Latest update June 18th, 2025 12:42 AM
Dec 05, 2018 News
The report prepared following the conclusion of the Commission of Inquiry (COI) into City Hall’s operations, has recommended compensation for the Festival City family whose home was demolished by Mayor and City Council of Georgetown (M&CC) workers.
During the public hearings, Abiola Saul testified that officers of the M&CC had offered her $12M to leave a piece of commercial land that her family had occupied for close to three decades.
Saul appeared before the COI, where she told officials that she and her husband, had their Festival City house and shop demolished twice by the Council.
Saul said her husband inherited the land from his late father, and they were told by the M&CC that two other persons had documents for the land. She valued her loss to be in the millions as they were unable to retrieve anything after the property was demolished.
Saul said she was in constant contact with the Mayor, who told her that it was okay to rebuild, but that building was short-lived. She said that they can only vend dog food at the location at the moment.
Chairman of the COI, Justice Cecil Kennard, in his recommendations noted that “this sort of behaviour by officers of the City is nothing short of disgusting”.
“It seems to be a habit of the functionaries at the Council. I would recommend that this family be compensated,” the retired judge noted.

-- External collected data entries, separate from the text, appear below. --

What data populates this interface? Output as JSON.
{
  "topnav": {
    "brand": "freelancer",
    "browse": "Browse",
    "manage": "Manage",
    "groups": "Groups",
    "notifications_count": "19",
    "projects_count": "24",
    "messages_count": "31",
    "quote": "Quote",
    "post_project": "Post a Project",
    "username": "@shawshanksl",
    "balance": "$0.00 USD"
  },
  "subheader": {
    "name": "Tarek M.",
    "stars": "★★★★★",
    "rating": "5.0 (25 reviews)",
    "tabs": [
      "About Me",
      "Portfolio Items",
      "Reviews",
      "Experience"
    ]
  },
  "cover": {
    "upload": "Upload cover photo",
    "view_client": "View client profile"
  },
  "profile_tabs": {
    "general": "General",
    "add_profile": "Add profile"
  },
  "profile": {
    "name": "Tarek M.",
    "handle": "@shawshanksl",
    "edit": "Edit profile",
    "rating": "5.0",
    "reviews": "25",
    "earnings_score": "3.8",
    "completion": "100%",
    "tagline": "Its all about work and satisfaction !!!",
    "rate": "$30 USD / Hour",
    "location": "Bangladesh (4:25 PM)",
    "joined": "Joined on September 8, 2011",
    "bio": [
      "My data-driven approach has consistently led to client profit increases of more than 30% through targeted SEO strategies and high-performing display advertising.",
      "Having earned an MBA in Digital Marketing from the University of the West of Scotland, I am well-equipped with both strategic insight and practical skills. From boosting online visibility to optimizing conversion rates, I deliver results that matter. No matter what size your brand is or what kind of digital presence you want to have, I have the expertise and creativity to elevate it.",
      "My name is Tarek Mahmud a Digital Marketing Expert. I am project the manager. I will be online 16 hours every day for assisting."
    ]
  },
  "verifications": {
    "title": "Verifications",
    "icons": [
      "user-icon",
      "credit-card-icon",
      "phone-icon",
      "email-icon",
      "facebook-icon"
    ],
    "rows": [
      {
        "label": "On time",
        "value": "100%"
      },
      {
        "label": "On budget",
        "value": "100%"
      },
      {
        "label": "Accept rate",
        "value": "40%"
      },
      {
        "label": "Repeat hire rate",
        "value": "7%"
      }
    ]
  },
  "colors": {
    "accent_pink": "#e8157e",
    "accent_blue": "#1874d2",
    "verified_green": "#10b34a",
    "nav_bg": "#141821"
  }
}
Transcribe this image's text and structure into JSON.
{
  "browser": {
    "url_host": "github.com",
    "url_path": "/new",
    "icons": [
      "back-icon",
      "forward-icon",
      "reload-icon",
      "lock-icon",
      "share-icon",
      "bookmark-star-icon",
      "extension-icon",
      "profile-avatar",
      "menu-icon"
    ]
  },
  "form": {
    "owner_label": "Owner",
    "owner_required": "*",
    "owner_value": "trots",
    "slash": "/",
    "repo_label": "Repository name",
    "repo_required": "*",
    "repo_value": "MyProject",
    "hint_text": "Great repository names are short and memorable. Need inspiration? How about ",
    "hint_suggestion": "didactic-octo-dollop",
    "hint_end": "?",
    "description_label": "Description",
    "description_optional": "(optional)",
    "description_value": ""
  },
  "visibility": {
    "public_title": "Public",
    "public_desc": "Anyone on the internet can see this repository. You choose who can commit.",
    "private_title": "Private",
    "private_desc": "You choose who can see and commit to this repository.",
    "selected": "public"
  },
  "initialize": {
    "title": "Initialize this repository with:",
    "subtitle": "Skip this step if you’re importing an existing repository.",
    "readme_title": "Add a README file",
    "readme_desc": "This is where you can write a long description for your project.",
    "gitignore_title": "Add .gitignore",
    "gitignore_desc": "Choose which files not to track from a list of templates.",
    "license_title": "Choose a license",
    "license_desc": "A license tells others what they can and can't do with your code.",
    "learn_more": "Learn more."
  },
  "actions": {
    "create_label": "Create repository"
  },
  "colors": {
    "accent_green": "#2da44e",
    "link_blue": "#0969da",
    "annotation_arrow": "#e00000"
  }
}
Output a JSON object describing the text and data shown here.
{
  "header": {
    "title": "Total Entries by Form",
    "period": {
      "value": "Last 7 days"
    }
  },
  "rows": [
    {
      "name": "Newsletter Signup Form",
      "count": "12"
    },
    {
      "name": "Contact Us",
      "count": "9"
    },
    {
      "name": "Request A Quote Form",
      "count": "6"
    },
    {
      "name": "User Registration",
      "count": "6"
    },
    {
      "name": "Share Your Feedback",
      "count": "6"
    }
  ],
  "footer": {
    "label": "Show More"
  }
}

Saul had told the Commission that on November 16, 2016, officers from the City Engineer’s Department came to her residence to offer her a deal.
“They told my husband that they were giving us $12M to leave the property alone and that we should accept the money because we are poor people and we can’t get the land. But I told them that we are not accepting any money, because we had already applied to Lands and Surveys to acquire a lease for the property.”
Saul explained that the land was passed down to her husband.
“My father-in-law had been given that land since the 1980s to cultivate, so it is part of my husband’s family. We had a house and shop there and I told them that we were not giving up the land, so they went away.”
Saul said, however, that a few months later, she had yet another encounter with the city workers. This time, the workers returned to the property and completely bulldozed her home and shop.
“They went there while me and my husband were on the road. We got a call from our neighbours that City Council was tearing down our house. When we arrived, the entire place was gone. They had already bulldozed everything.”
The woman said she had erected a flat concrete structure on the premises following consultations with then Mayor Patricia Chase-Green, but the city workers were determined to destroy her investment. The woman estimated her loss to be in excess of $16M.
Saul said that she again visited Mayor Patricia Chase-Green.
“The Mayor told me that she had no knowledge of the incident.”
She noted however that the Mayor never denied that the property was occupied by Morton Saul and his family for the past thirty years.